Kanal İstanbul referandumunda hangi seçmen kitlesi oy vermelidir?

Basında yer alan bilgilere göre hem muhalefet kanadı hem de iktidar kanadının bir kısmı Kanal İstanbul’un referanduma götürülmesini istiyor.

İktidar tarafıysa  “Büyük projeleri halka soralım' diye bir eylem olmaz.  Hükümetler yapar, hesabını da halka verir" diyor.

Bu yazıda Kanal İstanbul’da oy verecek seçmenin kapsamını ele alacağım.


Referandum
Türk Dil Kurumu’na göre referandum (halk oylaması) “halkın türlü siyasi ve toplumsal sorunlar karşısında olumlu veya olumsuz görüşünü belirlemek için başvurulan oylamadır.”
Bu tanımda iki unsur öne çıkmaktadır. Birincisi "türlü siyasal ve toplumsal sorunlar" konusunda halk nasıl  bilgi edinecektir? İkincisi oyuna başvurulacak halk kimdir?
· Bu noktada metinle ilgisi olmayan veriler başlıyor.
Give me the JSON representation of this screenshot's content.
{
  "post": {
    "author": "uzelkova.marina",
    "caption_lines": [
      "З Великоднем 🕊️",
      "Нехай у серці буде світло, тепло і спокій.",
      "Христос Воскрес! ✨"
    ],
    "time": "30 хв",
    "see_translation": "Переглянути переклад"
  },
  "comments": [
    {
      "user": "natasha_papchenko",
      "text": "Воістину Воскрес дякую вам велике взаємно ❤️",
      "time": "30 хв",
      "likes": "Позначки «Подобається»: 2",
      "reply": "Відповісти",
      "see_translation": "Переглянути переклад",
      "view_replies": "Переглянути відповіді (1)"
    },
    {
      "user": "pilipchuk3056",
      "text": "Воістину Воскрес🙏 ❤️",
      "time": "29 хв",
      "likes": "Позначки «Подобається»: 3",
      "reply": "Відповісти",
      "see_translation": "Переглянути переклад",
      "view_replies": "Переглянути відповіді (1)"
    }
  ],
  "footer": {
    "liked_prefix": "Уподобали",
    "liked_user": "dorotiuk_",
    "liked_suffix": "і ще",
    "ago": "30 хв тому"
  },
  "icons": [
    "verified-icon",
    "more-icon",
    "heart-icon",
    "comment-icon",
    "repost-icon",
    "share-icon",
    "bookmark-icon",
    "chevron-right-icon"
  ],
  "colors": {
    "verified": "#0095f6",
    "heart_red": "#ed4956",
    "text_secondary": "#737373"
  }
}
Kanal İstanbul gibi ekolojik, sosyolojik, ekonomik, çevresel, diplomatik ve güvenlik açısından sonuçlar doğuracak bir projeye, halkın hangi bilgi düzeyiyle oy verebileceği tartışılması gereken bir konudur. Teknik özellikleri çok yüksek olan böyle bir halk oylamasında seçmen doğru bilgiyi nereden ve nasıl elde edebilecektir? Ya da taraflar seçmen iradesini ne derecede manipüle edebilecektir? Bu ciddi bir tartışma konusudur. Ancak bu yazıda bu konuyu ihmal edeceğim.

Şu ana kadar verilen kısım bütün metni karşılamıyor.